This is a personal to learn about SLAM (and have fun!). It is largely based on the Google Cartographer system with some modifications to make it less computationally expensive. Mapping can be teleoperated or autonomous with Dijkstra's algorithm computing a path to the nearest unseen map location, and a local planner following said path using the dynamic window approach. Here's a picture and CAD model of my robot:
It uses an RPLidar A1 along with basic wheel encoders, powered by a Raspberry Pi 4. I designed and 3D printed the chassis during COVID-19 summer.
Screenshots of maps generated are shown below, with a resolution of 3cm.
The first two maps are approximately the same size, while the third is much smaller. All are taken inside houses with teleoperation, generated in real-time.
I use webviz to visualize operation during runtime, below is a screenshot showing this
For a video of the generation of the first map above, visit this link. White dots are scan points, and any sharp jiggling is a relic of visualization lag, not the actual scan pose used. The sensor data is played back for mapping to be performed at 2x speed, showing the system's real-time capabilities. The visualization shows transformations between submap frames, along with the current coordinate frames of the last scan taken by the robot and the latest pose estimate.

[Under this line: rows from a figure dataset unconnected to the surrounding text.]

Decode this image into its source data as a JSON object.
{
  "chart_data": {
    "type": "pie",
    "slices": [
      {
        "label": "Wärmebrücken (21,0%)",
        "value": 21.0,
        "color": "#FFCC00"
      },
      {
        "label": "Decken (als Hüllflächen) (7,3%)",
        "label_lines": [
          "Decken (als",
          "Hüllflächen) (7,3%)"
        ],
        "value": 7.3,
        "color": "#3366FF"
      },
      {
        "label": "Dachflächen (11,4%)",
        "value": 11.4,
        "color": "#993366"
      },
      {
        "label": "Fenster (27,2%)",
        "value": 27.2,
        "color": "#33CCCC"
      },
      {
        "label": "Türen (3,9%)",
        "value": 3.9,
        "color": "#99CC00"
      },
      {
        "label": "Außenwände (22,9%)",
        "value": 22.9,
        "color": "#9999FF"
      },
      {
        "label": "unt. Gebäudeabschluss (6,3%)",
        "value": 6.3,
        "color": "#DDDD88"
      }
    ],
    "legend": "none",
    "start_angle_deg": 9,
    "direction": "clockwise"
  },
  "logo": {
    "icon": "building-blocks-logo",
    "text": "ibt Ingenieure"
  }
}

While watching notice how the map is misaligned at the very end (4:40 in the video), but a loop closure on the last submap largely fixes this.
The software uses ROS. Explore the launch/exploration.launch file to see a list of nodes in the repository. There four main parts of the system, loosely corresonding to ROS nodes.
Low speed laser scans (7hz) means there is significant warping due to robot motion. So, the first step is unwarping scans by interpolating between estimated robot poses given by wheel encoder odometry.
Just like in cartographer, this node integrates wheel encoders as an initial pose estimate, then refines the pose by matching the latest laser scan to the current submap. It tries to detect tracking loss (because of sharp wheel slip, usually caused by collisions or large bumps) and create new submaps on these events. Otherwise, new submaps are created when the robot has driven a certain distance away from the center of the previous one (5m currently used).
When new submaps are created, the old ones are frozen and never changed (this is different from the original cartographer) and passed on to the loop closure and exploration nodes.
A separate node accumulates all previously frozen submaps and periodically attempts to find loop closures to past submaps. It searches in a wider range (around 2m, 30deg) in the submap whose centroid is closest to the current estimated robot pose.
The global planner uses dijktra's algorithm to plan a least-cost path from the current map coordinate to any unobserved coordinate. The "global map" is actually all past submaps along with the current submap overlayed on top of each other. To make computation efficient, global map values are lazily evaluated when queried by the planner. Maps are inflated with the radius of the robot before planning, along with a buffer of decaying cost to encourage safe routes. A visualization of the inflated map is below, along with a thin white drawing of the current path
The local planner uses a cheap implementation of DWA to follow the planned path while avoiding detected laser scan points. It does not consider the costmap, only penalizing trajectories for driving close to currently detected scan points.